Here's another reason why Rook's location-based ebookstore idea has the odds stacked against it.
Late last week Penguin Random House announced that it had struck an exclusive deal to bring PRH titles to AmtrackConnect, Amtrak's in-train entertainment platform. Soon Acela Express riders on the Boston to DC route will be able to read or listen to excerpts from PRH titles.
The program is launching with 20 titles, both fiction and non, including Gray Mountain by John Grisham, The Power of Habit by Charles Duhigg, The Girl on the Train by Paula Hawkins, and Believer by David Axelrod.
The program will only be serving up excerpts, but they will come from a variety of genres across all Penguin Random House’s adult imprints, and PRH plans to rotate the selection. (You can find a complete list of the first 20 titles on the PRH website.)

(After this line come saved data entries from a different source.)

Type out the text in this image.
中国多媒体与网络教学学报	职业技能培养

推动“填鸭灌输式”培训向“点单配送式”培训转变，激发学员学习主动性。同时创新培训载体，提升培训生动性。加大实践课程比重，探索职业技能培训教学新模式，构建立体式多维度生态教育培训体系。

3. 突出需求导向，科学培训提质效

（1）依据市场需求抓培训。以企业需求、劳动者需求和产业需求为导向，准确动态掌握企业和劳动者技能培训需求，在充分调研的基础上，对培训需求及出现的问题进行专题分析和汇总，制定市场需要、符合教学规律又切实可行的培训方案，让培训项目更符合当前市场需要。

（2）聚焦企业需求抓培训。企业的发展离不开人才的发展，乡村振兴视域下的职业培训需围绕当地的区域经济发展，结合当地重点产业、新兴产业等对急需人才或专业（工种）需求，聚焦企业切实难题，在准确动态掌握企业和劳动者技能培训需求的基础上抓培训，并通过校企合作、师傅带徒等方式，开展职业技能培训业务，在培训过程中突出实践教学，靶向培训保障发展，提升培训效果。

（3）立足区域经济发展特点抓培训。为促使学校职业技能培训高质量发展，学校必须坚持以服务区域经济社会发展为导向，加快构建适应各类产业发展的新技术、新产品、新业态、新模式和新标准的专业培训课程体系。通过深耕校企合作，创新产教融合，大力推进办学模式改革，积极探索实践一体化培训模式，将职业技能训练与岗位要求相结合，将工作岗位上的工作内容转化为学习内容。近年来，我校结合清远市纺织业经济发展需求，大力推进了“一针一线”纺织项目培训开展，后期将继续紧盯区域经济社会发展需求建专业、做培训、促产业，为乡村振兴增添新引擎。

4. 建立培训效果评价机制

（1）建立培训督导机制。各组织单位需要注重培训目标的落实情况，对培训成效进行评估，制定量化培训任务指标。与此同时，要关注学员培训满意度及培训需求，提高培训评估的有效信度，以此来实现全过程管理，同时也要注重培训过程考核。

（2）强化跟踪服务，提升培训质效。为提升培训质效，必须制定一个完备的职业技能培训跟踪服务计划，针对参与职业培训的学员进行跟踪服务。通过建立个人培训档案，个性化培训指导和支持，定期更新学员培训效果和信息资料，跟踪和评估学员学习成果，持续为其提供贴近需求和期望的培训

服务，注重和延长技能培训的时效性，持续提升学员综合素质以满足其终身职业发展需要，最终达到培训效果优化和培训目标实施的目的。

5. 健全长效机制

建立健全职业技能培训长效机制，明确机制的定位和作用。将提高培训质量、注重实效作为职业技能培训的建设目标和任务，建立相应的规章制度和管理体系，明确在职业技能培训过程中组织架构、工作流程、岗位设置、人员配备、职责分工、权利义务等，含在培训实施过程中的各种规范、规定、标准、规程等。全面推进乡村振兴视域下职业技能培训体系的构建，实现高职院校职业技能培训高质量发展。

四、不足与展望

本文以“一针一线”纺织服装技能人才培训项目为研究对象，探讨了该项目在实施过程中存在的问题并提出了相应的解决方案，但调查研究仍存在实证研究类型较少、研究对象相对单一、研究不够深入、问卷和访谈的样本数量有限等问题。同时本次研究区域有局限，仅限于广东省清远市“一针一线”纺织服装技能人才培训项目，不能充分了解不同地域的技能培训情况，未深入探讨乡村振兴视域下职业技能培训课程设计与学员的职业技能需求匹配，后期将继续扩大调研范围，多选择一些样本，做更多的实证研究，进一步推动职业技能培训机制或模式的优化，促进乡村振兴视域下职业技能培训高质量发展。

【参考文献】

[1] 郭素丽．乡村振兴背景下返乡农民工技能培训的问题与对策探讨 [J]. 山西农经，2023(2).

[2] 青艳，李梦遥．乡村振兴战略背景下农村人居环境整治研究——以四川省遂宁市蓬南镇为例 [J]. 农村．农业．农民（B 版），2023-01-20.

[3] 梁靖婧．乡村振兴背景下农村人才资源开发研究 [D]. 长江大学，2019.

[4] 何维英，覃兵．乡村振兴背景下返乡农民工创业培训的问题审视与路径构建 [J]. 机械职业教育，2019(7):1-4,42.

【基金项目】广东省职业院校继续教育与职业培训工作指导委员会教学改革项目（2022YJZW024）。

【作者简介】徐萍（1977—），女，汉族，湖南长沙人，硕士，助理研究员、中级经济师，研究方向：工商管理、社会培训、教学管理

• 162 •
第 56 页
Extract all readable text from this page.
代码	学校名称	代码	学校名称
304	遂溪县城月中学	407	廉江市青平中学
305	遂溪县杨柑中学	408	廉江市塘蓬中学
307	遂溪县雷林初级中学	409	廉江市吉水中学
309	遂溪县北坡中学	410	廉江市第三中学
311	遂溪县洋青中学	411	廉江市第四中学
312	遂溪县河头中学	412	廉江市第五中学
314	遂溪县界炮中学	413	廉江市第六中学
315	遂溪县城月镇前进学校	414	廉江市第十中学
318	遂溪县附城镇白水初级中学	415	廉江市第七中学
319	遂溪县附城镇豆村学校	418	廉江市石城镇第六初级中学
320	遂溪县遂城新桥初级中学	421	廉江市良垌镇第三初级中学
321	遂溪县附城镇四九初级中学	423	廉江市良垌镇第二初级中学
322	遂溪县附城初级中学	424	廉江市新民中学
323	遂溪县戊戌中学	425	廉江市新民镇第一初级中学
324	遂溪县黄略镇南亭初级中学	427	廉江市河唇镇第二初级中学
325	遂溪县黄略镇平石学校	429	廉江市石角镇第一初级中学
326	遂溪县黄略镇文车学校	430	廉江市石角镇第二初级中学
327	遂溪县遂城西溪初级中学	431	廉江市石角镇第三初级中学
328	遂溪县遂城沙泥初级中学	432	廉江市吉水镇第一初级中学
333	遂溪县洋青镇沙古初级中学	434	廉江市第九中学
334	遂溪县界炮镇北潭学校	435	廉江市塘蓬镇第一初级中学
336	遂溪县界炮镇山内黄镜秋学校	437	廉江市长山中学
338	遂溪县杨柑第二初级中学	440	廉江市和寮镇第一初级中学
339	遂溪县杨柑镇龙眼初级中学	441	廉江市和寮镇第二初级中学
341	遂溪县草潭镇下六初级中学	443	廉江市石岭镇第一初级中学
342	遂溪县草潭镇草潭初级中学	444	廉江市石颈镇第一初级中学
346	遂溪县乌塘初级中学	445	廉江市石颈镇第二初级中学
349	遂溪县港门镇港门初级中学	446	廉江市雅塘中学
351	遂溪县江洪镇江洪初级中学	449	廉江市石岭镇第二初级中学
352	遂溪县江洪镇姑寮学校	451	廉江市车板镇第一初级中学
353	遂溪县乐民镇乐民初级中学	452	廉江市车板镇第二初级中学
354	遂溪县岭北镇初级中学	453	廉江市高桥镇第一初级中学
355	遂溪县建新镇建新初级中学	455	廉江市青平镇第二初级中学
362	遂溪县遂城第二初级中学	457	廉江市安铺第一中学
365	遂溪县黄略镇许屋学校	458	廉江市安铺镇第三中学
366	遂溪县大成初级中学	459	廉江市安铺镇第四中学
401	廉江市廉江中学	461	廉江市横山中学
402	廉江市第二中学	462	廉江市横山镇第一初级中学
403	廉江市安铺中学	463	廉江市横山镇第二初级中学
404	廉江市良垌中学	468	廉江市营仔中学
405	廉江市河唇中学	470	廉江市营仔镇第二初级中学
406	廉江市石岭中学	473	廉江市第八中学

This story crossed my desk last Friday, but it didn't strike me as all that interesting. I've heard of similar programs with Spanish, French,and German rail systems which let you read ebooks for free, so this one wasn't very interesting.
But yesterday's news about Rook changed my mind.
Rook is a new startup which is going to offer location-specific free ebook platform. It's just beginning to get attention this week, and very little is known about it, but what we do know is that the startup has said that it will let users read premium ebooks for free so long as they are at a participating location (commuter route, coffee shop, etc). If you want to continue reading after you leave that location, you can buy the ebook from Rook.
When I covered Rook yesterday I expressed doubt that readers would want to commit to yet another app.
I thought that it would be better for Rook to direct readers to 3rd-party retailers rather than sell the ebook themselves, and now it seems Penguin Random House agrees with me.
The new PRH program mentioned above takes a slightly different approach from Rook. Both let you read for free, but Penguin is focused on excerpts, and not complete texts. (This will keep readers from finishing a book across several trips, which is one concern with the Rook platform.)
Bundled in with the excerpts, readers will find buy buttons which will enable them to purchase any of the available titles from a variety of retailers directly, while still on the train.
Rather than try to get you to buy an ebook directly, Penguin Random House is happy to hand you off to whichever retailer you like. Rook, on the other hand, wants to sell you the ebook itself.
These are two fundamentally different approaches. Which do you think readers will prefer?
I think that PRH is on the right track, but even if they're not the publisher is still a major impediment. PRH has an exclusive on offering excerpts on the Acela route. They've locked Rook out of this niche just like thelocked Rook out of JetBlue's aircraft.
So long as publishers are willing to plunk down marketing money for the choice opportunities, Rook is going to find the way forward rough. In short, the odds are stacked against it.